Kois: And in between all these real actual news stories are delightful little bursts of only-in-2014 nonsense. Like, Aug. 28: Hello Kitty is NOT A CAT.

Benedikt: That was a good one.

Lai: Ha. I almost forgot about that one. With so many outrages, which did you personally find to be the most surprising to be outraged at? And on the flip side, what was the most legitimate outrage for each of you?

Kois: Every outrage is legitimate to SOMEONE, Jennifer. That’s the real message here.

Benedikt: It’s hard to be surprised about any outrage directed at Lena Dunham, but the outrage over her “sexually abusing” her sister was pretty, um, outrageous. That’s a high profile one that was just idiotic.

Kois: When Bridgegate first came up, we were like, “Wait, this is actually terrible!” Little did we know how terrible the outrages would actually get in 2014.

Benedikt: Oh! My favorite was when people were mad that Barack Obama disparaged art-history majors in a speech.
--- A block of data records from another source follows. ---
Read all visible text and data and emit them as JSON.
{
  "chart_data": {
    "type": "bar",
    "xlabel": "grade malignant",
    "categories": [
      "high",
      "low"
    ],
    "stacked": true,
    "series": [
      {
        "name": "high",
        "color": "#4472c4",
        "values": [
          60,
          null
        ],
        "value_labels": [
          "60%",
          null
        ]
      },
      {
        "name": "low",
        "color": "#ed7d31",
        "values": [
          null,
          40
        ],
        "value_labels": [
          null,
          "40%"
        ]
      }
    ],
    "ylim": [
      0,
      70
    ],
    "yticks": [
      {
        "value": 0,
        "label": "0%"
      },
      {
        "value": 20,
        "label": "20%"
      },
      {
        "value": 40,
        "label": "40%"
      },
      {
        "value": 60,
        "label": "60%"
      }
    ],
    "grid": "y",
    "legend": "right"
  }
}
I also liked the poptism outrage. Those kinds make me giggle. Or Mike Daisey naming his show, “Yes All Women.”

Lai: I feel like Jamelle Bouie said it perfectly in his essay: “It feels good to express disgust, of course, and when that comes with social affirmation—favorites, retweets, followers, blog posts—there’s an incentive to show more anger.” What were the biggest challenges of putting together the interactive and the essays?

Benedikt: The biggest challenge with the essays was figuring out what the heck we all think about this. It’s just what we’re stewing in all the time, so it’s hard to look at it analytically.

Kois: Right. Outrage culture is insane, until something happens that hits you right in your outrage-spot.

Benedikt: But going beyond that, to examine … the way … we … live … now, is hard.

Kois: That’s why we let our essay-writers do it!

Benedikt: Totally! What do I think about outrage? Who knows, here’s Amanda Hess.

Kois: On the interactive, one big challenge was staying out of interactives guru Chris Kirk’s way and letting our art team do their jobs without us meddling. Plus, I was a challenge because I kept changing things at the last minute, driving our amazing copy editors (Abby McIntyre led the charge on this) insane.

Benedikt: The biggest challenge with the interactive was really on our awesome interns, who kept it updated. If it had been up to me and Dan, this never would have actually worked out. We would have lost steam in February.

Kois: March 2: Two editors fired from Slate for failing to keep up Google Doc. Who was outraged: Their spouses.